Irã prioriza segurança regional antes de discutir programa nuclear com EUA, aponta analista
Estratégia iraniana busca estabilidade regional e apoio de países vizinhos antes de avançar em negociações nucleares com os Estados Unidos.
O Irã tem adotado uma estratégia diplomática que prioriza a estabilidade regional, antes de abordar questões relativas ao seu programa nuclear nas negociações com os Estados Unidos. A informação é do professor de Relações Internacionais da PUC-Minas, Danny Zahreddine, em entrevista à CNN Brasil.

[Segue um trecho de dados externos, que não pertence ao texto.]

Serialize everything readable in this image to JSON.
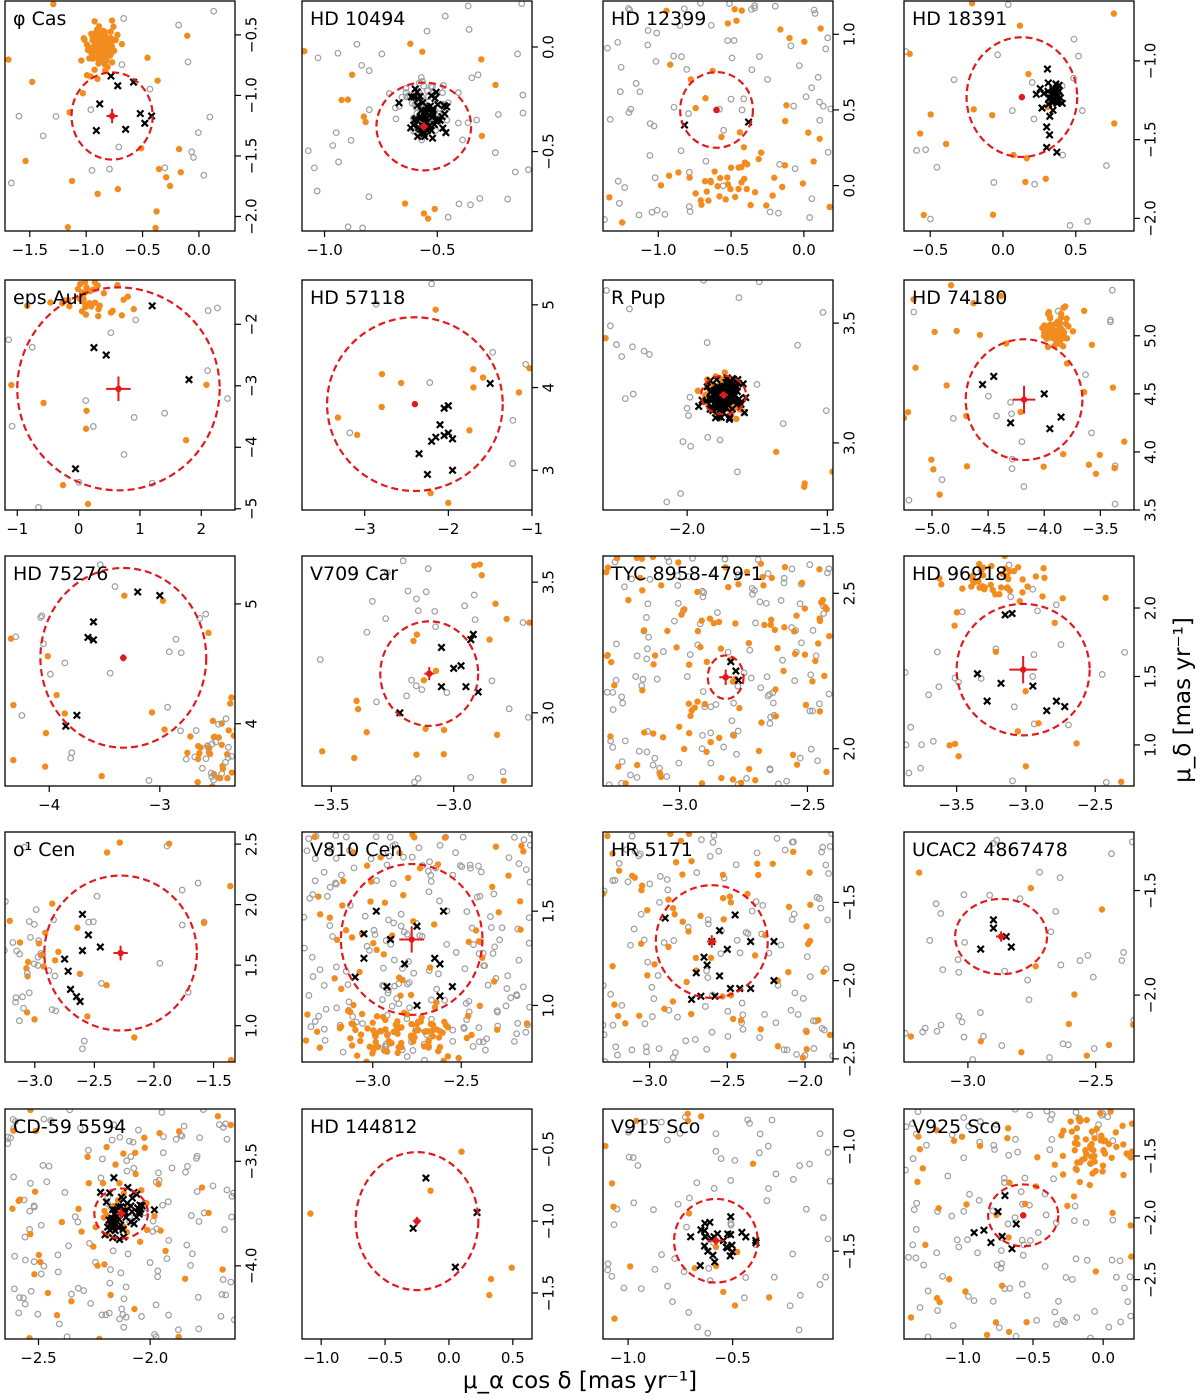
{
  "figure": {
    "xlabel": "μ_α cos δ [mas yr⁻¹]",
    "ylabel": "μ_δ [mas yr⁻¹]"
  },
  "colors": {
    "field_open": "#9e9e9e",
    "field_filled": "#f28c1e",
    "members": "#000000",
    "target": "#e31a1c",
    "circle": "#e31a1c"
  },
  "chart_data": [
    {
      "type": "scatter",
      "title": "φ Cas",
      "xlim": [
        -1.72,
        0.32
      ],
      "ylim": [
        -2.12,
        -0.22
      ],
      "xticks": [
        "-1.5",
        "-1.0",
        "-0.5",
        "0.0"
      ],
      "yticks": [
        "-2.0",
        "-1.5",
        "-1.0",
        "-0.5"
      ],
      "target": {
        "x": -0.77,
        "y": -1.17,
        "ex": 0.05,
        "ey": 0.06
      },
      "circle_radius": 0.36,
      "members": [
        [
          -0.78,
          -0.84
        ],
        [
          -0.72,
          -0.92
        ],
        [
          -0.58,
          -0.89
        ],
        [
          -0.88,
          -1.07
        ],
        [
          -0.52,
          -1.15
        ],
        [
          -0.48,
          -1.23
        ],
        [
          -0.65,
          -1.28
        ],
        [
          -0.91,
          -1.29
        ],
        [
          -0.42,
          -1.17
        ]
      ],
      "clump": {
        "x": -0.85,
        "y": -0.6,
        "sx": 0.06,
        "sy": 0.09,
        "n": 110,
        "color": "filled"
      },
      "n_open": 20,
      "n_filled": 22
    },
    {
      "type": "scatter",
      "title": "HD 10494",
      "xlim": [
        -1.1,
        -0.08
      ],
      "ylim": [
        -0.88,
        0.22
      ],
      "xticks": [
        "-1.0",
        "-0.5"
      ],
      "yticks": [
        "-0.5",
        "0.0"
      ],
      "target": {
        "x": -0.56,
        "y": -0.38,
        "ex": 0.02,
        "ey": 0.02
      },
      "circle_radius": 0.21,
      "clump": {
        "x": -0.56,
        "y": -0.3,
        "sx": 0.06,
        "sy": 0.07,
        "n": 70,
        "color": "open"
      },
      "member_cloud": {
        "x": -0.55,
        "y": -0.32,
        "sx": 0.05,
        "sy": 0.07,
        "n": 60
      },
      "n_open": 40,
      "n_filled": 16
    },
    {
      "type": "scatter",
      "title": "HD 12399",
      "xlim": [
        -1.38,
        0.2
      ],
      "ylim": [
        -0.3,
        1.22
      ],
      "xticks": [
        "-1.0",
        "-0.5",
        "0.0"
      ],
      "yticks": [
        "0.0",
        "0.5",
        "1.0"
      ],
      "target": {
        "x": -0.6,
        "y": 0.5,
        "ex": 0.02,
        "ey": 0.02
      },
      "circle_radius": 0.25,
      "members": [
        [
          -0.82,
          0.4
        ],
        [
          -0.38,
          0.42
        ]
      ],
      "clump": {
        "x": -0.42,
        "y": 0.05,
        "sx": 0.2,
        "sy": 0.12,
        "n": 40,
        "color": "filled"
      },
      "n_open": 80,
      "n_filled": 25
    },
    {
      "type": "scatter",
      "title": "HD 18391",
      "xlim": [
        -0.68,
        0.9
      ],
      "ylim": [
        -2.08,
        -0.62
      ],
      "xticks": [
        "-0.5",
        "0.0",
        "0.5"
      ],
      "yticks": [
        "-2.0",
        "-1.5",
        "-1.0"
      ],
      "target": {
        "x": 0.13,
        "y": -1.23,
        "ex": 0.02,
        "ey": 0.02
      },
      "circle_radius": 0.38,
      "member_cloud": {
        "x": 0.35,
        "y": -1.2,
        "sx": 0.05,
        "sy": 0.07,
        "n": 30
      },
      "members": [
        [
          0.3,
          -1.42
        ],
        [
          0.32,
          -1.47
        ],
        [
          0.3,
          -1.55
        ],
        [
          0.37,
          -1.58
        ]
      ],
      "n_open": 22,
      "n_filled": 18
    },
    {
      "type": "scatter",
      "title": "eps Aur",
      "xlim": [
        -1.2,
        2.55
      ],
      "ylim": [
        -5.02,
        -1.28
      ],
      "xticks": [
        "-1",
        "0",
        "1",
        "2"
      ],
      "yticks": [
        "-5",
        "-4",
        "-3",
        "-2"
      ],
      "target": {
        "x": 0.65,
        "y": -3.05,
        "ex": 0.2,
        "ey": 0.2
      },
      "circle_radius": 1.65,
      "members": [
        [
          0.25,
          -2.38
        ],
        [
          1.2,
          -1.7
        ],
        [
          1.8,
          -2.9
        ],
        [
          -0.05,
          -4.35
        ],
        [
          0.45,
          -2.5
        ]
      ],
      "clump": {
        "x": 0.2,
        "y": -1.55,
        "sx": 0.3,
        "sy": 0.2,
        "n": 40,
        "color": "filled"
      },
      "n_open": 18,
      "n_filled": 10
    },
    {
      "type": "scatter",
      "title": "HD 57118",
      "xlim": [
        -3.75,
        -1.0
      ],
      "ylim": [
        2.52,
        5.3
      ],
      "xticks": [
        "-3",
        "-2",
        "-1"
      ],
      "yticks": [
        "3",
        "4",
        "5"
      ],
      "target": {
        "x": -2.4,
        "y": 3.8,
        "ex": 0.02,
        "ey": 0.02
      },
      "circle_radius": 1.05,
      "members": [
        [
          -1.5,
          4.05
        ],
        [
          -2.0,
          3.78
        ],
        [
          -2.05,
          3.75
        ],
        [
          -2.1,
          3.55
        ],
        [
          -2.0,
          3.45
        ],
        [
          -2.05,
          3.42
        ],
        [
          -2.15,
          3.4
        ],
        [
          -2.2,
          3.35
        ],
        [
          -1.95,
          3.38
        ],
        [
          -2.35,
          3.2
        ],
        [
          -1.95,
          3.0
        ],
        [
          -2.25,
          2.95
        ]
      ],
      "n_open": 8,
      "n_filled": 14
    },
    {
      "type": "scatter",
      "title": "R Pup",
      "xlim": [
        -2.3,
        -1.48
      ],
      "ylim": [
        2.72,
        3.68
      ],
      "xticks": [
        "-2.0",
        "-1.5"
      ],
      "yticks": [
        "3.0",
        "3.5"
      ],
      "target": {
        "x": -1.87,
        "y": 3.2,
        "ex": 0.015,
        "ey": 0.015
      },
      "circle_radius": 0.08,
      "clump": {
        "x": -1.87,
        "y": 3.2,
        "sx": 0.04,
        "sy": 0.04,
        "n": 60,
        "color": "filled"
      },
      "member_cloud": {
        "x": -1.87,
        "y": 3.2,
        "sx": 0.03,
        "sy": 0.035,
        "n": 130
      },
      "n_open": 30,
      "n_filled": 6
    },
    {
      "type": "scatter",
      "title": "HD 74180",
      "xlim": [
        -5.25,
        -3.2
      ],
      "ylim": [
        3.5,
        5.48
      ],
      "xticks": [
        "-5.0",
        "-4.5",
        "-4.0",
        "-3.5"
      ],
      "yticks": [
        "3.5",
        "4.0",
        "4.5",
        "5.0"
      ],
      "target": {
        "x": -4.18,
        "y": 4.45,
        "ex": 0.1,
        "ey": 0.12
      },
      "circle_radius": 0.52,
      "members": [
        [
          -4.55,
          4.58
        ],
        [
          -4.45,
          4.65
        ],
        [
          -4.0,
          4.5
        ],
        [
          -4.3,
          4.25
        ],
        [
          -3.85,
          4.3
        ],
        [
          -3.95,
          4.2
        ]
      ],
      "clump": {
        "x": -3.9,
        "y": 5.05,
        "sx": 0.08,
        "sy": 0.08,
        "n": 55,
        "color": "filled"
      },
      "n_open": 20,
      "n_filled": 30
    },
    {
      "type": "scatter",
      "title": "HD 75276",
      "xlim": [
        -4.4,
        -2.32
      ],
      "ylim": [
        3.48,
        5.4
      ],
      "xticks": [
        "-4",
        "-3"
      ],
      "yticks": [
        "4",
        "5"
      ],
      "target": {
        "x": -3.33,
        "y": 4.55,
        "ex": 0.03,
        "ey": 0.03
      },
      "circle_radius": 0.75,
      "members": [
        [
          -3.2,
          5.1
        ],
        [
          -3.0,
          5.07
        ],
        [
          -3.6,
          4.85
        ],
        [
          -3.65,
          4.72
        ],
        [
          -3.6,
          4.7
        ],
        [
          -3.75,
          4.07
        ],
        [
          -3.85,
          3.98
        ]
      ],
      "clump": {
        "x": -2.5,
        "y": 3.75,
        "sx": 0.15,
        "sy": 0.2,
        "n": 55,
        "color": "mixed"
      },
      "n_open": 20,
      "n_filled": 16
    },
    {
      "type": "scatter",
      "title": "V709 Car",
      "xlim": [
        -3.62,
        -2.68
      ],
      "ylim": [
        2.72,
        3.6
      ],
      "xticks": [
        "-3.5",
        "-3.0"
      ],
      "yticks": [
        "3.0",
        "3.5"
      ],
      "target": {
        "x": -3.1,
        "y": 3.15,
        "ex": 0.02,
        "ey": 0.025
      },
      "circle_radius": 0.2,
      "members": [
        [
          -2.92,
          3.3
        ],
        [
          -2.93,
          3.28
        ],
        [
          -3.05,
          3.25
        ],
        [
          -2.97,
          3.18
        ],
        [
          -3.0,
          3.17
        ],
        [
          -2.95,
          3.1
        ],
        [
          -2.9,
          3.08
        ],
        [
          -3.05,
          3.1
        ],
        [
          -3.22,
          3.0
        ]
      ],
      "n_open": 30,
      "n_filled": 22
    },
    {
      "type": "scatter",
      "title": "TYC 8958-479-1",
      "xlim": [
        -3.3,
        -2.4
      ],
      "ylim": [
        1.88,
        2.62
      ],
      "xticks": [
        "-3.0",
        "-2.5"
      ],
      "yticks": [
        "2.0",
        "2.5"
      ],
      "target": {
        "x": -2.82,
        "y": 2.23,
        "ex": 0.025,
        "ey": 0.025
      },
      "circle_radius": 0.07,
      "members": [
        [
          -2.8,
          2.28
        ],
        [
          -2.78,
          2.25
        ],
        [
          -2.77,
          2.22
        ]
      ],
      "n_open": 130,
      "n_filled": 110
    },
    {
      "type": "scatter",
      "title": "HD 96918",
      "xlim": [
        -3.88,
        -2.22
      ],
      "ylim": [
        0.7,
        2.38
      ],
      "xticks": [
        "-3.5",
        "-3.0",
        "-2.5"
      ],
      "yticks": [
        "1.0",
        "1.5",
        "2.0"
      ],
      "target": {
        "x": -3.02,
        "y": 1.55,
        "ex": 0.1,
        "ey": 0.1
      },
      "circle_radius": 0.48,
      "members": [
        [
          -3.15,
          1.95
        ],
        [
          -3.1,
          1.96
        ],
        [
          -3.35,
          1.52
        ],
        [
          -3.18,
          1.45
        ],
        [
          -2.95,
          1.43
        ],
        [
          -3.28,
          1.32
        ],
        [
          -2.85,
          1.25
        ],
        [
          -2.78,
          1.32
        ],
        [
          -2.72,
          1.28
        ]
      ],
      "clump": {
        "x": -3.2,
        "y": 2.2,
        "sx": 0.25,
        "sy": 0.1,
        "n": 40,
        "color": "filled"
      },
      "n_open": 30,
      "n_filled": 18
    },
    {
      "type": "scatter",
      "title": "o¹ Cen",
      "xlim": [
        -3.25,
        -1.32
      ],
      "ylim": [
        0.7,
        2.6
      ],
      "xticks": [
        "-3.0",
        "-2.5",
        "-2.0",
        "-1.5"
      ],
      "yticks": [
        "1.0",
        "1.5",
        "2.0",
        "2.5"
      ],
      "target": {
        "x": -2.28,
        "y": 1.6,
        "ex": 0.06,
        "ey": 0.06
      },
      "circle_radius": 0.64,
      "members": [
        [
          -2.6,
          1.92
        ],
        [
          -2.55,
          1.75
        ],
        [
          -2.6,
          1.62
        ],
        [
          -2.45,
          1.65
        ],
        [
          -2.75,
          1.55
        ],
        [
          -2.72,
          1.45
        ],
        [
          -2.7,
          1.3
        ],
        [
          -2.65,
          1.24
        ],
        [
          -2.62,
          1.2
        ]
      ],
      "clump": {
        "x": -3.05,
        "y": 1.6,
        "sx": 0.15,
        "sy": 0.3,
        "n": 45,
        "color": "mixed"
      },
      "n_open": 15,
      "n_filled": 10
    },
    {
      "type": "scatter",
      "title": "V810 Cen",
      "xlim": [
        -3.4,
        -2.1
      ],
      "ylim": [
        0.7,
        1.92
      ],
      "xticks": [
        "-3.0",
        "-2.5"
      ],
      "yticks": [
        "1.0",
        "1.5"
      ],
      "target": {
        "x": -2.78,
        "y": 1.35,
        "ex": 0.07,
        "ey": 0.07
      },
      "circle_radius": 0.4,
      "members": [
        [
          -2.98,
          1.5
        ],
        [
          -2.6,
          1.5
        ],
        [
          -3.05,
          1.38
        ],
        [
          -2.9,
          1.35
        ],
        [
          -2.75,
          1.42
        ],
        [
          -3.05,
          1.25
        ],
        [
          -2.65,
          1.25
        ],
        [
          -2.82,
          1.22
        ],
        [
          -3.1,
          1.15
        ],
        [
          -2.92,
          1.1
        ],
        [
          -2.55,
          1.1
        ],
        [
          -2.62,
          1.05
        ],
        [
          -2.75,
          1.0
        ],
        [
          -2.62,
          1.22
        ]
      ],
      "clump": {
        "x": -2.8,
        "y": 0.85,
        "sx": 0.2,
        "sy": 0.08,
        "n": 80,
        "color": "filled"
      },
      "n_open": 200,
      "n_filled": 70
    },
    {
      "type": "scatter",
      "title": "HR 5171",
      "xlim": [
        -3.3,
        -1.82
      ],
      "ylim": [
        -2.52,
        -1.05
      ],
      "xticks": [
        "-3.0",
        "-2.5",
        "-2.0"
      ],
      "yticks": [
        "-2.5",
        "-2.0",
        "-1.5"
      ],
      "target": {
        "x": -2.6,
        "y": -1.75,
        "ex": 0.03,
        "ey": 0.04
      },
      "circle_radius": 0.36,
      "members": [
        [
          -2.9,
          -1.6
        ],
        [
          -2.45,
          -1.58
        ],
        [
          -2.55,
          -1.68
        ],
        [
          -2.6,
          -1.75
        ],
        [
          -2.35,
          -1.75
        ],
        [
          -2.2,
          -1.75
        ],
        [
          -2.5,
          -1.8
        ],
        [
          -2.65,
          -1.85
        ],
        [
          -2.63,
          -1.9
        ],
        [
          -2.7,
          -1.95
        ],
        [
          -2.55,
          -1.97
        ],
        [
          -2.48,
          -2.05
        ],
        [
          -2.42,
          -2.05
        ],
        [
          -2.35,
          -2.05
        ],
        [
          -2.58,
          -2.1
        ],
        [
          -2.67,
          -2.1
        ],
        [
          -2.73,
          -2.12
        ],
        [
          -2.2,
          -2.0
        ]
      ],
      "n_open": 120,
      "n_filled": 70
    },
    {
      "type": "scatter",
      "title": "UCAC2 4867478",
      "xlim": [
        -3.25,
        -2.35
      ],
      "ylim": [
        -2.32,
        -1.22
      ],
      "xticks": [
        "-3.0",
        "-2.5"
      ],
      "yticks": [
        "-2.0",
        "-1.5"
      ],
      "target": {
        "x": -2.87,
        "y": -1.72,
        "ex": 0.02,
        "ey": 0.025
      },
      "circle_radius": 0.18,
      "members": [
        [
          -2.9,
          -1.64
        ],
        [
          -2.9,
          -1.68
        ],
        [
          -2.85,
          -1.72
        ],
        [
          -2.83,
          -1.77
        ],
        [
          -2.95,
          -1.78
        ]
      ],
      "n_open": 45,
      "n_filled": 12
    },
    {
      "type": "scatter",
      "title": "CD-59 5594",
      "xlim": [
        -2.65,
        -1.62
      ],
      "ylim": [
        -4.35,
        -3.25
      ],
      "xticks": [
        "-2.5",
        "-2.0"
      ],
      "yticks": [
        "-4.0",
        "-3.5"
      ],
      "target": {
        "x": -2.13,
        "y": -3.75,
        "ex": 0.02,
        "ey": 0.025
      },
      "circle_radius": 0.12,
      "clump": {
        "x": -2.13,
        "y": -3.75,
        "sx": 0.08,
        "sy": 0.12,
        "n": 30,
        "color": "filled"
      },
      "member_cloud": {
        "x": -2.12,
        "y": -3.76,
        "sx": 0.05,
        "sy": 0.06,
        "n": 55
      },
      "n_open": 140,
      "n_filled": 40
    },
    {
      "type": "scatter",
      "title": "HD 144812",
      "xlim": [
        -1.15,
        0.65
      ],
      "ylim": [
        -1.82,
        -0.22
      ],
      "xticks": [
        "-1.0",
        "-0.5",
        "0.0",
        "0.5"
      ],
      "yticks": [
        "-1.5",
        "-1.0",
        "-0.5"
      ],
      "target": {
        "x": -0.25,
        "y": -1.0,
        "ex": 0.03,
        "ey": 0.03
      },
      "circle_radius": 0.48,
      "members": [
        [
          -0.28,
          -1.05
        ],
        [
          -0.18,
          -0.7
        ],
        [
          0.22,
          -0.94
        ],
        [
          0.05,
          -1.32
        ]
      ],
      "n_open": 0,
      "n_filled": 6
    },
    {
      "type": "scatter",
      "title": "V915 Sco",
      "xlim": [
        -1.12,
        -0.02
      ],
      "ylim": [
        -1.92,
        -0.82
      ],
      "xticks": [
        "-1.0",
        "-0.5"
      ],
      "yticks": [
        "-1.5",
        "-1.0"
      ],
      "target": {
        "x": -0.58,
        "y": -1.45,
        "ex": 0.04,
        "ey": 0.02
      },
      "circle_radius": 0.2,
      "member_cloud": {
        "x": -0.55,
        "y": -1.45,
        "sx": 0.07,
        "sy": 0.06,
        "n": 28
      },
      "n_open": 70,
      "n_filled": 18
    },
    {
      "type": "scatter",
      "title": "V925 Sco",
      "xlim": [
        -1.42,
        0.22
      ],
      "ylim": [
        -2.98,
        -1.12
      ],
      "xticks": [
        "-1.0",
        "-0.5",
        "0.0"
      ],
      "yticks": [
        "-2.5",
        "-2.0",
        "-1.5"
      ],
      "target": {
        "x": -0.57,
        "y": -1.98,
        "ex": 0.02,
        "ey": 0.02
      },
      "circle_radius": 0.25,
      "members": [
        [
          -0.7,
          -1.82
        ],
        [
          -0.75,
          -1.95
        ],
        [
          -0.85,
          -2.1
        ],
        [
          -0.8,
          -2.2
        ],
        [
          -0.72,
          -2.15
        ],
        [
          -0.65,
          -2.25
        ],
        [
          -0.92,
          -2.12
        ],
        [
          -0.62,
          -2.05
        ]
      ],
      "clump": {
        "x": -0.05,
        "y": -1.45,
        "sx": 0.15,
        "sy": 0.15,
        "n": 60,
        "color": "filled"
      },
      "n_open": 120,
      "n_filled": 40
    }
  ]
}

Zahreddine ressalta que os iranianos estão "dando um nó" nos norte-americanos ao conduzirem as tratativas nucleares de forma gradual.
“O Irã tem adotado uma estratégia calculada nas negociações com os Estados Unidos sobre seu programa nuclear, priorizando primeiro a estabilidade regional e a abertura do estreito de Ormuz antes de discutir questões mais sensíveis, como o programa nuclear e mísseis balísticos”, analisa Zahreddine.
Segundo o especialista, o governo iraniano entende que uma resolução rápida sobre seu programa nuclear pode ser prejudicial aos seus interesses estratégicos.
Paralelamente, Teerã tem investido em articulações diplomáticas com países vizinhos, como demonstra a recente agenda do ministro das Relações Exteriores, que visitou o Paquistão, Omã e a Rússia em busca de apoio para uma negociação em etapas.
O principal objetivo iraniano é garantir a estabilidade regional e o livre acesso ao Estreito de Ormuz, postergando discussões sobre o programa nuclear, considerado um tema mais delicado.
Essa postura contrária ao interesse dos Estados Unidos, que busca resolver imediatamente a questão nuclear, impactando diretamente a narrativa de Washington.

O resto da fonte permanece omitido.